The Chancellors ‘mini-budget’ costing £30bn on Wednesday was in response to the UK economy shrinking more in a few months than it has grown in the last 18 years.
Graham Lamont, chief executive at Lamont Pridmore who have branches in Carlisle, Penrith and across Cumbria, said: “Businesses have been anxious about the whittling down of support in the months to come. The Chancellor made it clear in his speech that the Government couldn’t continue to prop up jobs or businesses that were likely to fail without support.
“However, many will be pleasantly surprised with what was announced, which will go some way in helping businesses to rebuild and recover.”
Graham said that chief among the Government’s new measures was the Job Retention Bonus. This new measure will offer a one-off payment of £1,000 for each previously furloughed employee that returns to employment before January, as long as they are paid at least £520 a month. It was one of several important measures announced as the Government looks to “protect, support and create jobs”.
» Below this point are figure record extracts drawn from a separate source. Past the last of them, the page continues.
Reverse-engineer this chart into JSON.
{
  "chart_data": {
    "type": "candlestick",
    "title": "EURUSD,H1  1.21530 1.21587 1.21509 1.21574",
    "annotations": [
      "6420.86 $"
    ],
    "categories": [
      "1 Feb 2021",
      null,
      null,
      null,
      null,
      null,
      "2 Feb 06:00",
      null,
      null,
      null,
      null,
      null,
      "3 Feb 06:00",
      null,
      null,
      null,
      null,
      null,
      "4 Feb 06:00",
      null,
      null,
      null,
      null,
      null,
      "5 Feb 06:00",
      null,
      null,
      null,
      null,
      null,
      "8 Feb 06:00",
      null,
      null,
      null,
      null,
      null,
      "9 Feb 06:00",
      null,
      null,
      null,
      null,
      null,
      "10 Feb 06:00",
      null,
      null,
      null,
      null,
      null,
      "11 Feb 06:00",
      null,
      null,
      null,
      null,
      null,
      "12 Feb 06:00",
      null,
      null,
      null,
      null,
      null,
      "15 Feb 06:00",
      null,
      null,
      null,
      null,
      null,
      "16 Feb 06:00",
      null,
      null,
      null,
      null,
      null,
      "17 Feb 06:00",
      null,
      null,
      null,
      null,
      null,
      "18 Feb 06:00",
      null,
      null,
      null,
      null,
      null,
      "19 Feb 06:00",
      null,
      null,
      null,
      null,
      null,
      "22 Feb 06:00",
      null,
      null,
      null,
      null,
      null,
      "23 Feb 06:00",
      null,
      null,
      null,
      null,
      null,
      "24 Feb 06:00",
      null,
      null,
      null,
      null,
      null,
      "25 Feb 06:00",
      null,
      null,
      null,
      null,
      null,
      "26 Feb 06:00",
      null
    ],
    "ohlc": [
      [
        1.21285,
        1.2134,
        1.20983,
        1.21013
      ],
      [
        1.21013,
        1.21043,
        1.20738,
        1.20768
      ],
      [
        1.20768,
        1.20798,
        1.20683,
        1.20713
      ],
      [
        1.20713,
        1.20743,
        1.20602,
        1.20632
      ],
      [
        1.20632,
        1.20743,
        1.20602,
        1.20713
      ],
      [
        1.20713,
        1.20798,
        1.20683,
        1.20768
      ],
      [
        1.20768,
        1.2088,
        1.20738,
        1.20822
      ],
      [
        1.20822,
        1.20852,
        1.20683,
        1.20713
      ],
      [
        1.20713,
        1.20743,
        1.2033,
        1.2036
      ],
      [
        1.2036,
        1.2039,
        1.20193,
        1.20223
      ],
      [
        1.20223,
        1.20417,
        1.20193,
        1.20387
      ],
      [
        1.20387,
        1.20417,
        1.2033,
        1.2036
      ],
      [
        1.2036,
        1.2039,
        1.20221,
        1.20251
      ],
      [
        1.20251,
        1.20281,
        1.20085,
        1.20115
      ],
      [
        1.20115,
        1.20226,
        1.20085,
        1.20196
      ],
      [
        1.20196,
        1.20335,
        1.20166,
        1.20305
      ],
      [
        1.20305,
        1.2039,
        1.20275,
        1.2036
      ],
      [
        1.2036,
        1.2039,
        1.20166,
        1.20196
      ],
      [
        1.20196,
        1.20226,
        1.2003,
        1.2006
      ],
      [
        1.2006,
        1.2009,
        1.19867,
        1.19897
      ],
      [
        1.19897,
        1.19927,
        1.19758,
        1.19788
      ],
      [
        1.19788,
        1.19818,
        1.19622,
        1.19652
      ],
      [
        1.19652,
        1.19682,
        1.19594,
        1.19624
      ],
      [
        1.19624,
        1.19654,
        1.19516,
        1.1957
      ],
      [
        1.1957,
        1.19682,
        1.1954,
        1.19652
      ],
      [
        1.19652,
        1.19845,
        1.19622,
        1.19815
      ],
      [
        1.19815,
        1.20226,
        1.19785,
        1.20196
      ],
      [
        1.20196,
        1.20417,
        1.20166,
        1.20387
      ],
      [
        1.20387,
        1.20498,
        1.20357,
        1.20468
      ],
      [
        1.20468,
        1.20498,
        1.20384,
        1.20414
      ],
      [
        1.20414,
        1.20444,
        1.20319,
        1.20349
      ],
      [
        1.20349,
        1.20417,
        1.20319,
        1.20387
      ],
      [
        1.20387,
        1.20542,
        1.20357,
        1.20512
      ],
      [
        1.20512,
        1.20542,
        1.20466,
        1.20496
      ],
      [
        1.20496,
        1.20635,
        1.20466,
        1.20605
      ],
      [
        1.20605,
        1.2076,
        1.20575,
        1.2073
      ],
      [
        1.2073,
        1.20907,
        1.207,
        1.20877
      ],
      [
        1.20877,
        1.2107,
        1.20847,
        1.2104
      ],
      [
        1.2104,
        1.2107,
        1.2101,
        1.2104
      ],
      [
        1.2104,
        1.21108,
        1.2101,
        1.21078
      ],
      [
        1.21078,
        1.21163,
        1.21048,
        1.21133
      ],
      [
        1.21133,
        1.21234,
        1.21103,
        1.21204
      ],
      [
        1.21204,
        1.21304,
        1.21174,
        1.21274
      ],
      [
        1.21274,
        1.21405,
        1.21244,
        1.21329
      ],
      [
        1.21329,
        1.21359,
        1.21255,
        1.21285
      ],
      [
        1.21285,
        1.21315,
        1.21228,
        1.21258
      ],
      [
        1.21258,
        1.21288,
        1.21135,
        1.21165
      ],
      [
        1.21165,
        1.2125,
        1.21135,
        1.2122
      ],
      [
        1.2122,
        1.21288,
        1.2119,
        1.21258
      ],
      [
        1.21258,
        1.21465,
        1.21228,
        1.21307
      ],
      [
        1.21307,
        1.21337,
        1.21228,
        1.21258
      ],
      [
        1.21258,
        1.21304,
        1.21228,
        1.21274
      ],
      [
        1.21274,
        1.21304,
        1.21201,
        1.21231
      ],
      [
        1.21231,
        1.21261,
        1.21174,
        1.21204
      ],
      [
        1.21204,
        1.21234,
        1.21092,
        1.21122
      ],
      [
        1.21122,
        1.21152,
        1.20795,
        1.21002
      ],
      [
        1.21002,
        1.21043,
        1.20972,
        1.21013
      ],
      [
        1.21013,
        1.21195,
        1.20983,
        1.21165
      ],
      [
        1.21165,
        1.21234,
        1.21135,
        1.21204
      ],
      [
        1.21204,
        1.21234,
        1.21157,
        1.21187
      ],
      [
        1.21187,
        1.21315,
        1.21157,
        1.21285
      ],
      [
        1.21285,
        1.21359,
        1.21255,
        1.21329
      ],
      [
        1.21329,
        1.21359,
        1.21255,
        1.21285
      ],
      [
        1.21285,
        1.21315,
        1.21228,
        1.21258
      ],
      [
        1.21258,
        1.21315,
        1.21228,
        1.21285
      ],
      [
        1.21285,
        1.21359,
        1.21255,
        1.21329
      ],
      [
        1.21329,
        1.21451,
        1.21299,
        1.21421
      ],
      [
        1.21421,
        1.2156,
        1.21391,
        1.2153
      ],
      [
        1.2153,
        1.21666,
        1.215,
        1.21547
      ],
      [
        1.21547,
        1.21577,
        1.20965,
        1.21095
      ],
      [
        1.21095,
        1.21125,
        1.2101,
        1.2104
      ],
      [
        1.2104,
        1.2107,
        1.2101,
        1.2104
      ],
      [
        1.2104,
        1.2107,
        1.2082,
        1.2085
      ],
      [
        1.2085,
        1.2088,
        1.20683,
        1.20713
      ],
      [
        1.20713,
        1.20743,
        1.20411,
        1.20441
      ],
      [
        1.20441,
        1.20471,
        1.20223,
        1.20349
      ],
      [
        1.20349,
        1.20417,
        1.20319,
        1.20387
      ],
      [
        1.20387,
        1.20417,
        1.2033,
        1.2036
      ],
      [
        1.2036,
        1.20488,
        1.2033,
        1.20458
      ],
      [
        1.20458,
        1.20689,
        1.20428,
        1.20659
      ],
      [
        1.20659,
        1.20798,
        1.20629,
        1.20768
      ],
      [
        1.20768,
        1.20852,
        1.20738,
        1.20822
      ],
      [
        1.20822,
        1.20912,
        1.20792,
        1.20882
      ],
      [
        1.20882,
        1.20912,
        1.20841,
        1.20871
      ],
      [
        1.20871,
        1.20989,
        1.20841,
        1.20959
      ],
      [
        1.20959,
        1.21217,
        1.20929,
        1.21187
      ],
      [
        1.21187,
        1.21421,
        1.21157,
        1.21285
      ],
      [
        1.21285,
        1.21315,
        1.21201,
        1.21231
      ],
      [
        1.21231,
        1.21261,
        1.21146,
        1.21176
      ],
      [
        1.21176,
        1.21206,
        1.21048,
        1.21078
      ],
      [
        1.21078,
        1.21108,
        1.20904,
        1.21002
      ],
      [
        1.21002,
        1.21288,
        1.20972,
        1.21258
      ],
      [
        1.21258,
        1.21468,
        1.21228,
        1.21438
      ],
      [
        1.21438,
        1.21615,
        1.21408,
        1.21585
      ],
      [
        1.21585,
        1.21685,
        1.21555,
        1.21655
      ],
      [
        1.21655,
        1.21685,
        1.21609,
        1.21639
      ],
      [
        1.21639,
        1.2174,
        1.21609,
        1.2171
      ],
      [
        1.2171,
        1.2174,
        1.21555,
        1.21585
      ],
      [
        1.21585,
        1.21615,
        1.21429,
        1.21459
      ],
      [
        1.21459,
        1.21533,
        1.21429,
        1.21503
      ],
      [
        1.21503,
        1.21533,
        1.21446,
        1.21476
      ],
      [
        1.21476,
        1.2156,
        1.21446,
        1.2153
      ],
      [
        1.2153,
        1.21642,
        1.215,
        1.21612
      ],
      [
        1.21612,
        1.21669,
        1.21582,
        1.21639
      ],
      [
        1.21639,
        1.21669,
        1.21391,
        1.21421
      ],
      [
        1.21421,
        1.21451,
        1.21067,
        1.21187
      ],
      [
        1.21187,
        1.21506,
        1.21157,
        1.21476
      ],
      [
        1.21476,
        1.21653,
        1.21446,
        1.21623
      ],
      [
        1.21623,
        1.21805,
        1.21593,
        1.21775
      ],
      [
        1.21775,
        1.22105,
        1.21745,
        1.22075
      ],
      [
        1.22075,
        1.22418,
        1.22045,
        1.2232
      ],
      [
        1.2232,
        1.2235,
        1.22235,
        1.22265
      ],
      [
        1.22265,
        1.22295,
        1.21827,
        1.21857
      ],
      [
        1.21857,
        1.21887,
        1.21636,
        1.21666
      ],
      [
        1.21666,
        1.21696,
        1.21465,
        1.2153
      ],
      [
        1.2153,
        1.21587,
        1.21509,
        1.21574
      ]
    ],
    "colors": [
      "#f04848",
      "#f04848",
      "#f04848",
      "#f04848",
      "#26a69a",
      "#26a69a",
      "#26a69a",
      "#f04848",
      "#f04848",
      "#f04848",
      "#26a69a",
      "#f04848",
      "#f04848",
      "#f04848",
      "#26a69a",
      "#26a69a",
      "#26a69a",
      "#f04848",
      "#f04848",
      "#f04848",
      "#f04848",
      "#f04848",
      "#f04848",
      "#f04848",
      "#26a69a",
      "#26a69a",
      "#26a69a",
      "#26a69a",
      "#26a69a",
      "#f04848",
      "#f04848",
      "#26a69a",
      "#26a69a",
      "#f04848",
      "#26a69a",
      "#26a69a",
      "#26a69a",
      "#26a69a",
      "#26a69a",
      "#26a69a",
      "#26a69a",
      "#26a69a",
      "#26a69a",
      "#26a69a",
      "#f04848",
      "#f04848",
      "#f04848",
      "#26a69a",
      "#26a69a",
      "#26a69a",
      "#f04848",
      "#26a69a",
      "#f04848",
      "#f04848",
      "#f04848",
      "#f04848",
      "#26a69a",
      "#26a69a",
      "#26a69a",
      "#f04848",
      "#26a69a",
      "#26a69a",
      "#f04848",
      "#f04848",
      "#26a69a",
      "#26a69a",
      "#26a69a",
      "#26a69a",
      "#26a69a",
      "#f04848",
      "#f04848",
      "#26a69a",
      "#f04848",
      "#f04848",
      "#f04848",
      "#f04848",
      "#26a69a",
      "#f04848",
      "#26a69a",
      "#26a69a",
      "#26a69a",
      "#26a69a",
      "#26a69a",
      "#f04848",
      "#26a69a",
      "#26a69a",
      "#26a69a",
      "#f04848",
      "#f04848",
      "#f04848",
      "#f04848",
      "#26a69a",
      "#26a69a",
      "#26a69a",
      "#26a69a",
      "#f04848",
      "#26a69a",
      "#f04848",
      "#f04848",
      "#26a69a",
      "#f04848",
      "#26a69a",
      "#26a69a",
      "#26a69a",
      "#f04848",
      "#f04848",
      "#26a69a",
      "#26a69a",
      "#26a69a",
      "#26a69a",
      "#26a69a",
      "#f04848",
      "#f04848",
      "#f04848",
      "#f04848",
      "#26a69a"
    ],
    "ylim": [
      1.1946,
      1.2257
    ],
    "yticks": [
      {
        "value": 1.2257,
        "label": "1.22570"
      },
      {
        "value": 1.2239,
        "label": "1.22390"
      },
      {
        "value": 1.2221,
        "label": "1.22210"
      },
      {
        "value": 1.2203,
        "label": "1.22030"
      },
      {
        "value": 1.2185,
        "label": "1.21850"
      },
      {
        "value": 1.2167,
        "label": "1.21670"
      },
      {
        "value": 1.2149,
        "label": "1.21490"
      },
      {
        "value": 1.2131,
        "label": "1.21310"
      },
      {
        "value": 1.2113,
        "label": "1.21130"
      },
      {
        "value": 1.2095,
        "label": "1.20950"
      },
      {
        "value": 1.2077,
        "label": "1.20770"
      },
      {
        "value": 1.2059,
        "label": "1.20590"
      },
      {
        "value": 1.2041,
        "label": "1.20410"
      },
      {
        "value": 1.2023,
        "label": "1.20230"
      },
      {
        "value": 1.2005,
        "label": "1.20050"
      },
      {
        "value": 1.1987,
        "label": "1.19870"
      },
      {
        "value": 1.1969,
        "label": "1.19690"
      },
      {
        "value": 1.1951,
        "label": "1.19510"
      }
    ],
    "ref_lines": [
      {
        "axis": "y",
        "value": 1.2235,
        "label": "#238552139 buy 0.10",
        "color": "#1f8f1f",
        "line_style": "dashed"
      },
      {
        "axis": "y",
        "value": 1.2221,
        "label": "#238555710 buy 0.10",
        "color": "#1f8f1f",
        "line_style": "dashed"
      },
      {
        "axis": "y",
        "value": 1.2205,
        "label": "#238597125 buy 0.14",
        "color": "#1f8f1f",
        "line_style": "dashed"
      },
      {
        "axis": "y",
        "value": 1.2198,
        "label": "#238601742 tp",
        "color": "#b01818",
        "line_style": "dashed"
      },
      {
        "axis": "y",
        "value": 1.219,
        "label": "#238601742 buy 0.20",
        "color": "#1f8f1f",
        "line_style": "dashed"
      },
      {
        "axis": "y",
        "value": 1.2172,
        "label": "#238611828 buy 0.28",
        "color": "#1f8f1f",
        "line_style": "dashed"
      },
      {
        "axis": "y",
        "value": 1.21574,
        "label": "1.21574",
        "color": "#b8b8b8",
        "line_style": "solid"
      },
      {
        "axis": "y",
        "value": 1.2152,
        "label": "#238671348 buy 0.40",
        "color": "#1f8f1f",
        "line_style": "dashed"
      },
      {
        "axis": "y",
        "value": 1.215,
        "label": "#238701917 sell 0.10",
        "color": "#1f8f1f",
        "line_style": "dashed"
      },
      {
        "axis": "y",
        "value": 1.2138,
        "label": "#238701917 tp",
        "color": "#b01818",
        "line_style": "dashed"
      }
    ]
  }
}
Graham said: “The bonus tied to other measures, such as the Kickstart Scheme, which offers to cover 100 per cent of the wages for 16-24-year-olds at risk of long-term unemployment that are enrolled on work placements for six months, are important in helping businesses to retain and find new workers.
“An immediate temporary increase to the Nil Rate Band of Residential Stamp Duty Land Tax, in England and Northern Ireland, from £125,000 to £500,000 will mean that nine out of 10 ten people getting on or moving up the property ladder won’t pay tax.
“The Chancellor alluded to a Budget and Spending Review in the autumn and the Government will need to take big steps to recoup the billions of pounds it has spent to support the economy. Businesses and individuals will need to carefully monitor this later in the year as we are likely to see measures that may affect tax and public spending.”